The US Department of Homeland Security's Bureau of Immigration and Customs Enforcement has announced the arrest of Johann Leprich, an accused World War II Nazi concentration camp guard. Leprich was arrested in Clinton Township, Michigan. Leprich is the latest in a long string of cases of Nazis stripped of their citizenship and deported. Since 1979, 71 Nazi persecutors have been stripped of U.S. citizenship and 57 have been removed from the United States.
Leprich immigrated to the US in 1952 and naturalized in 1958. Efforts to deport Leprich began in the 1980s. In 1987, a US District Court revoked his citizenship finding that he had worked as a SS Death's Head guard at Mauthausen Concentration Camp in Austria from 1943 to 1944. The court found that Mauthausen inmates were used as slave laborers in a quarry at the camp and many inmates were starved, tortured, beaten and murdered by methods such as gassing, hanging, eloctrocution, burning, starving and shooting.
Leprich's lawyers claimed he left the US after the decision. In 1997, reports surfaced that Leprich had been living in Canada. BICE authorities later established that Leprich had turned up again in Michigan.
Leprich is being deported on grounds of participating in Nazi atrocities as well as for not reporting his address to the Bureau of Citizenship and Immigration Services.
“People who took part in these horrific crimes against humanity should know that we will never stop looking for them.

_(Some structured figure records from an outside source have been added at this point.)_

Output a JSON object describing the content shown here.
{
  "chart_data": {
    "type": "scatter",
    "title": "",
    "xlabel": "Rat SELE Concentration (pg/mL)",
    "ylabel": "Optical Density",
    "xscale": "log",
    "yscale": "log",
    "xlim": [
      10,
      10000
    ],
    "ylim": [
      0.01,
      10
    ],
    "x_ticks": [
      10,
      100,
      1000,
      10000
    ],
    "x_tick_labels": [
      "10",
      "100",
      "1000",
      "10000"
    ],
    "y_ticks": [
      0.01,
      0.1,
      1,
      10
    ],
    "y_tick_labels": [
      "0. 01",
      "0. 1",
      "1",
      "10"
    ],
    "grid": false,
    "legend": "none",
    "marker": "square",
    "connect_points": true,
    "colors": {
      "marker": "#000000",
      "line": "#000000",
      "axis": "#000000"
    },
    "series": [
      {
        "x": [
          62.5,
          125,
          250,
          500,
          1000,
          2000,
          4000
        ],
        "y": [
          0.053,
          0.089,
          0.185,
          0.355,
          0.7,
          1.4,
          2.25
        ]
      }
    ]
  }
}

There is no statute of limitations on evil,” stated BICE's Acting Assistant Secretary Michael J. Garcia, “our agents remain committed to ridding our communities of criminals who have no right to remain in this country.”
“This arrest makes clear that those who participated in the atrocities of the Holocaust will not escape the determined reach of U.S. law enforcement, regardless of how much time has passed,” said Attorney General Ashcroft. “Nazi collaborators will not find a safe haven in the United States.”